Cada manhã é uma oportunidade de reinício, mas também de prevenção. Para o médico William Li, especialista em medicina vascular e pesquisador formado em Harvard, os primeiros 60 minutos após acordar representam um momento-chave para definir não só a produtividade do dia, mas também a qualidade da saúde a longo prazo. Em entrevista à Men’s Health, Li destacou que pequenas escolhas, repetidas com consistência, podem influenciar o metabolismo, reduzir riscos de doenças e até aumentar a longevidade.
Por que a primeira hora importa

Segundo Li, começar o dia sem direção aumenta os efeitos da chamada “inércia do sono”: lentidão, lapsos de memória, dificuldade de concentração e reflexos mais demorados. Essa desorganização inicial pode comprometer o rendimento diário.
Ao contrário, iniciar a manhã com atitudes deliberadas — sejam físicas, mentais ou alimentares — cria uma sensação de propósito, melhora o humor e reforça o controle sobre a própria rotina. A chave está em adotar práticas simples, factíveis e adaptadas às necessidades individuais, em vez de buscar rituais rígidos e inalcançáveis.
O que evitar logo ao acordar
Li recomenda não recorrer imediatamente ao celular ou a outros dispositivos digitais. A enxurrada de notificações e informações recebida logo cedo sobrecarrega o cérebro em seu momento mais vulnerável, gerando ansiedade e dificultando o foco.
Outro ponto importante é não se render à procrastinação.
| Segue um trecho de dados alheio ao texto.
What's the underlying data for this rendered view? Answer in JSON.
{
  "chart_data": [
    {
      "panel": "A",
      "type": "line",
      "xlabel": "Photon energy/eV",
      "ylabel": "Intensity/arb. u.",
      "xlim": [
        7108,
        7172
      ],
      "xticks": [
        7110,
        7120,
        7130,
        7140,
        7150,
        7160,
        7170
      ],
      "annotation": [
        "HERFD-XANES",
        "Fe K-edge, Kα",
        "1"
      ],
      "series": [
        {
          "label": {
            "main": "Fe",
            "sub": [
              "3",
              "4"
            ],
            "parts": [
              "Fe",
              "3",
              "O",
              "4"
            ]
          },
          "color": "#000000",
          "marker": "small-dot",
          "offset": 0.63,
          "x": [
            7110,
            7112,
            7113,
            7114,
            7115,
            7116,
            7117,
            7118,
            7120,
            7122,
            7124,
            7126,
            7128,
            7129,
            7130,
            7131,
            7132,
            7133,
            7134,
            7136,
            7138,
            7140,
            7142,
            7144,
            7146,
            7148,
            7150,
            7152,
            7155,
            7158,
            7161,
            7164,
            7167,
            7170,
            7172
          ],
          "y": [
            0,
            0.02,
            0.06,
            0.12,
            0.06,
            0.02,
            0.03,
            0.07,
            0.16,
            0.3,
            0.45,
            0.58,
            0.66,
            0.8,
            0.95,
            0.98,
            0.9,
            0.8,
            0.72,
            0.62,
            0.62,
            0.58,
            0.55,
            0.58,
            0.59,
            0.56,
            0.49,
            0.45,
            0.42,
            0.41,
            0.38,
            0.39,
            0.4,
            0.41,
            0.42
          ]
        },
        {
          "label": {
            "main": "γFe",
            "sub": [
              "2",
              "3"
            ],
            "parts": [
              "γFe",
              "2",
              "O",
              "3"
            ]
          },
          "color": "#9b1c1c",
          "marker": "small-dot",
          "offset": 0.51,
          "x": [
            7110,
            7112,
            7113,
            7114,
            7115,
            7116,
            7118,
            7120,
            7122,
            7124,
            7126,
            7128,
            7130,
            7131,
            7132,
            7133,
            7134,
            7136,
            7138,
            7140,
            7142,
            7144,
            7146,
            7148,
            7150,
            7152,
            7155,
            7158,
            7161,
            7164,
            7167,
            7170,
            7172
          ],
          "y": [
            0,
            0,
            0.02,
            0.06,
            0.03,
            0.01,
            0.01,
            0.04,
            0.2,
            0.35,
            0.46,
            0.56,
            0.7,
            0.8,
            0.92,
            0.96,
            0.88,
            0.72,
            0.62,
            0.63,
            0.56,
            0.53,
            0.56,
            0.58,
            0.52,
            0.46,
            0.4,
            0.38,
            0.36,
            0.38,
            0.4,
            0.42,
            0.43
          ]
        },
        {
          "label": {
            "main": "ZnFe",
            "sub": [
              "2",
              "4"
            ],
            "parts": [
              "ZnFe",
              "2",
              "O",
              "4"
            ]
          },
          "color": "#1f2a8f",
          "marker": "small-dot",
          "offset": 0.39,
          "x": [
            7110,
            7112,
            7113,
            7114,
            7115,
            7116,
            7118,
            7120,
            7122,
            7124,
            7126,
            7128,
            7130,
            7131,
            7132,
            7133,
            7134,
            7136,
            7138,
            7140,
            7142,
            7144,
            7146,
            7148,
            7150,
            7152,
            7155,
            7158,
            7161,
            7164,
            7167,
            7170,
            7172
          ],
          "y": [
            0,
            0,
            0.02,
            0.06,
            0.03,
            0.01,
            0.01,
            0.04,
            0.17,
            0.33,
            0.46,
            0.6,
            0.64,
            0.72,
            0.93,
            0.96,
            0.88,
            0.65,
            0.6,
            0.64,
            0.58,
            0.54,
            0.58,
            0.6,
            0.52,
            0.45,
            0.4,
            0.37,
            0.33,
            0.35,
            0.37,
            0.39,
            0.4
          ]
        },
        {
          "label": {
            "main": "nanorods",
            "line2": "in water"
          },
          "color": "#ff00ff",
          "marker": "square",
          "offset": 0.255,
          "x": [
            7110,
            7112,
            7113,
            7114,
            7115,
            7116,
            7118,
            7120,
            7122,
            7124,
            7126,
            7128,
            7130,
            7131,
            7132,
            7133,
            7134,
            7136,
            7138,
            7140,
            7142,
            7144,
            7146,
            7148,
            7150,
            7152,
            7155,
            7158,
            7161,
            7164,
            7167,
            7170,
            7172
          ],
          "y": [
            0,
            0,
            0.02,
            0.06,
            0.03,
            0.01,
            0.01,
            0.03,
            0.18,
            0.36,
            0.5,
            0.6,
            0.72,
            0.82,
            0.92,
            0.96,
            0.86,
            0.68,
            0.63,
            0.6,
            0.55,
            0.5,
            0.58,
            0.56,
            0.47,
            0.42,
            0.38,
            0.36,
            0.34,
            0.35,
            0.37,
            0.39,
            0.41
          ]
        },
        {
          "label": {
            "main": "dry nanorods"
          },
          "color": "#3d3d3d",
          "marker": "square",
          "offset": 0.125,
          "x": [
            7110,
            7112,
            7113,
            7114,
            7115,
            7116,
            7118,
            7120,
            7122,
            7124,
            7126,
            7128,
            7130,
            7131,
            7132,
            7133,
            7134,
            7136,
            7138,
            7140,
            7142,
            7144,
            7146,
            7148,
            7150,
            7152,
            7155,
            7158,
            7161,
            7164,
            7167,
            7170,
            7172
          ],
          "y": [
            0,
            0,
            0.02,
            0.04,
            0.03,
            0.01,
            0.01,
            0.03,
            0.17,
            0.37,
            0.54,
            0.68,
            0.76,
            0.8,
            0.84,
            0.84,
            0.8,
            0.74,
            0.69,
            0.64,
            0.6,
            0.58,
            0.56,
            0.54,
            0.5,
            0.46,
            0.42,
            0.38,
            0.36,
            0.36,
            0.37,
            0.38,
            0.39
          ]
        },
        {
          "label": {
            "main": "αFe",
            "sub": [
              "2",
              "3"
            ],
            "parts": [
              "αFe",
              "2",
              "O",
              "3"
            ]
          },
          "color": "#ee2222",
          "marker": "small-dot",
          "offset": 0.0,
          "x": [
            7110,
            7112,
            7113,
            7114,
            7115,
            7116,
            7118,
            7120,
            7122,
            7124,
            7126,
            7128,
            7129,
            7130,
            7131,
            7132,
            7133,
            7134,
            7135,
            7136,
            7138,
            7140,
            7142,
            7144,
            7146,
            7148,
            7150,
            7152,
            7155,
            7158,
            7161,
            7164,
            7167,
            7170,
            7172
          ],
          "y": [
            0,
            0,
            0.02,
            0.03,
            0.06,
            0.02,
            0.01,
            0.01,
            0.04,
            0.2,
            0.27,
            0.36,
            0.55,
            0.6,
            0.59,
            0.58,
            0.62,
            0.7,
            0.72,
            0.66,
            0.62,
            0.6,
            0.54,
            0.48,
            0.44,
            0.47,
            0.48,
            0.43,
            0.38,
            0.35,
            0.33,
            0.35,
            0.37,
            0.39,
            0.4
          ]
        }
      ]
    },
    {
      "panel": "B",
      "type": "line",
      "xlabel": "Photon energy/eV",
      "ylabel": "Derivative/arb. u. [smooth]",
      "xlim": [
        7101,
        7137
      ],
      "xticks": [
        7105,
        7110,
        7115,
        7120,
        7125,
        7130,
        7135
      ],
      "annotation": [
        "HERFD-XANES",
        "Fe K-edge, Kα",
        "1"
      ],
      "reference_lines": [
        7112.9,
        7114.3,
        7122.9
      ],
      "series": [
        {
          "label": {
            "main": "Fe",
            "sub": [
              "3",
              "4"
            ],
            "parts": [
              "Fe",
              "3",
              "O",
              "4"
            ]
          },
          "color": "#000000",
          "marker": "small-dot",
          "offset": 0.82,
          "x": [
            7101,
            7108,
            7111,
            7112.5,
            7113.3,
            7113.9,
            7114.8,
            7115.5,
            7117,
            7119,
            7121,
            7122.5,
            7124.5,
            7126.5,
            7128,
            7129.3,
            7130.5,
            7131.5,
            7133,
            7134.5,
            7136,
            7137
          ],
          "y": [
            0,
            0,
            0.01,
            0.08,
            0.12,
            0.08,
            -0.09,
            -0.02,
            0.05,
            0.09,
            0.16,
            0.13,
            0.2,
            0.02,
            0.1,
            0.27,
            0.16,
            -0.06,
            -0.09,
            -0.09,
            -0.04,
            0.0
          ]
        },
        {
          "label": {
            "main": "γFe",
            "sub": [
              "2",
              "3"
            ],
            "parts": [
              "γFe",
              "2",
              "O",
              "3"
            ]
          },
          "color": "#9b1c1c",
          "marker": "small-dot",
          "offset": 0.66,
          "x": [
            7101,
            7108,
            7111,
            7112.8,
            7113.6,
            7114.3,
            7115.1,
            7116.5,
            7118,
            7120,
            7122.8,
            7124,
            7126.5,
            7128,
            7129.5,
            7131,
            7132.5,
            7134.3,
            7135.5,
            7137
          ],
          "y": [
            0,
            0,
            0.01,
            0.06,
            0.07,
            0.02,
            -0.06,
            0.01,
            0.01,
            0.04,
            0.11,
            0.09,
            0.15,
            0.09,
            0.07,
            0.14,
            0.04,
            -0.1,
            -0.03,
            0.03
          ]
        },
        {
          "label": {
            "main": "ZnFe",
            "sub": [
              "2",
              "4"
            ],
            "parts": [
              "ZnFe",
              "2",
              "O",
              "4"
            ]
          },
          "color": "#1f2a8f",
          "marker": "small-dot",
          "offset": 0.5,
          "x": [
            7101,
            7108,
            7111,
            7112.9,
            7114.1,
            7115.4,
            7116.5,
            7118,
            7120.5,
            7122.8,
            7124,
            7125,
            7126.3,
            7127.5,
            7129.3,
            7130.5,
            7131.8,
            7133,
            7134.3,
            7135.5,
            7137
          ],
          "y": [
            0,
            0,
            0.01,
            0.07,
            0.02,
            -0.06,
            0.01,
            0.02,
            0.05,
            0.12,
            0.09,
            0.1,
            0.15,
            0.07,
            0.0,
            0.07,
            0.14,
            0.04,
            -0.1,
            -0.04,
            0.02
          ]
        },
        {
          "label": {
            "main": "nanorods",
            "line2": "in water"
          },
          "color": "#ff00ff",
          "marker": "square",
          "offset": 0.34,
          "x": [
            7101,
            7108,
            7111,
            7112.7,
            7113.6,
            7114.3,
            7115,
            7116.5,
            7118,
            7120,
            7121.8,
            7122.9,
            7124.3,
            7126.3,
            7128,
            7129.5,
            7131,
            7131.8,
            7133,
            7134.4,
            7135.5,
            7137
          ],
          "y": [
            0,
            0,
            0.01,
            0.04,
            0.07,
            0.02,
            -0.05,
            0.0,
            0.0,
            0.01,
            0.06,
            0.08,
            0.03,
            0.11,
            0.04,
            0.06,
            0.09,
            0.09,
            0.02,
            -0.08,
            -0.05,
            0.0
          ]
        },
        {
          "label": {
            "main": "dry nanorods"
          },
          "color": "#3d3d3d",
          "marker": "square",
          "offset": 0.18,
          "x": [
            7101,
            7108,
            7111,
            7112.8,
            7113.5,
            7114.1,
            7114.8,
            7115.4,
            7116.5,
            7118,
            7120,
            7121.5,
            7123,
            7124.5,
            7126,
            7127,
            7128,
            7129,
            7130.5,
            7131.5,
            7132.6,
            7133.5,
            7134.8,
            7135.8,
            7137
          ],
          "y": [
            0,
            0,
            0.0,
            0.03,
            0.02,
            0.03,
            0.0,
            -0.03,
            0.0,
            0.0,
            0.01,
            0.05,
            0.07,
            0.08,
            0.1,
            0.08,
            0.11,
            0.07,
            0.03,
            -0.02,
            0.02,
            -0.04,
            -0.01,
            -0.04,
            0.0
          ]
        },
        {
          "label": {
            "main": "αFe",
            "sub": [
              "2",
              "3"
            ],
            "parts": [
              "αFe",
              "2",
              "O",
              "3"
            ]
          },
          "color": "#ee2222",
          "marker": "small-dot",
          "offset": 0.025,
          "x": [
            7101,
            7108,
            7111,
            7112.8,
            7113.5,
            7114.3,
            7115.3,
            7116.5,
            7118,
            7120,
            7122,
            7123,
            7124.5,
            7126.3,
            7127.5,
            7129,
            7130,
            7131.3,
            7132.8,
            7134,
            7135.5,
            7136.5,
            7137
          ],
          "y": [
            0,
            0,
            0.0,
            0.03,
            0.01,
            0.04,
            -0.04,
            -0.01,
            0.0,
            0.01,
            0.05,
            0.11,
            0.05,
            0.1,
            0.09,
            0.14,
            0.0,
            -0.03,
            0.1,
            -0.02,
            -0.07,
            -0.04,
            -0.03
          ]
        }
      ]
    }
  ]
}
Dormir além da conta ou permanecer na cama sem objetivo claro prolonga o estado de letargia matinal, reduzindo energia e disposição.
A estratégia do café e do “jejum curto”
Um dos conselhos mais curiosos do médico é adiar o café da manhã. Ele sugere esperar cerca de uma hora antes de ingerir alimentos sólidos, estendendo assim o período de jejum noturno. Essa prática, segundo Li, ajuda a ativar a queima de gordura, melhora o metabolismo e pode contribuir para retardar o envelhecimento celular, preservando a integridade dos telômeros — estruturas ligadas à longevidade.
Durante essa primeira hora, o café puro tem lugar garantido. Li prefere tomá-lo sem açúcar nem leite, aproveitando compostos como a cafeína e o ácido clorogênico. Ambos estão associados à melhora da atenção, ao aumento da taxa metabólica e ao estímulo de mecanismos anti-inflamatórios. O detalhe: consumido assim, o café não quebra o jejum.
Movimento leve como forma de cura
Outro hábito presente na rotina de Li é a prática de movimentos suaves logo cedo. Alongamentos, caminhadas curtas ou exercícios de baixa intensidade ajudam a ativar a circulação, oxigenar o cérebro e reduzir a rigidez articular.
Essas práticas não exigem academia nem equipamentos: bastam alguns minutos de mobilidade para iniciar o dia com mais disposição física e clareza mental. Para o médico, esse movimento inicial funciona quase como uma terapia preventiva contra problemas cardiovasculares e musculoesqueléticos.
Personalização e flexibilidade
Embora siga seu próprio ritual, Li ressalta que não existe uma fórmula universal. O ideal é escolher duas ou três práticas realistas e mantê-las com consistência. Entre as adaptações possíveis estão a exposição ao sol para regular os ritmos circadianos, exercícios de respiração consciente, meditação, leitura breve ou até um banho frio para estimular o corpo.
A flexibilidade é parte essencial do processo: cada pessoa deve ajustar sua rotina conforme metas, interesses e contexto de vida. O importante é preservar a coerência e evitar desistir diante de imprevistos.
Mais do que longevidade, qualidade de vida
Em última instância, os hábitos da primeira hora do dia não têm apenas o objetivo de prolongar a vida, mas de melhorar a qualidade dela. Uma manhã estruturada ajuda a cultivar energia, foco e estabilidade emocional, elementos que, repetidos ao longo dos anos, podem se traduzir em saúde mais duradoura e envelhecimento mais lento.
Segundo o médico William Li, a primeira hora do dia é decisiva para a saúde. Evitar o celular, adiar o café da manhã, tomar café puro e praticar movimento leve são escolhas que ajudam a ativar o metabolismo, combater a inércia do sono e até retardar o envelhecimento celular.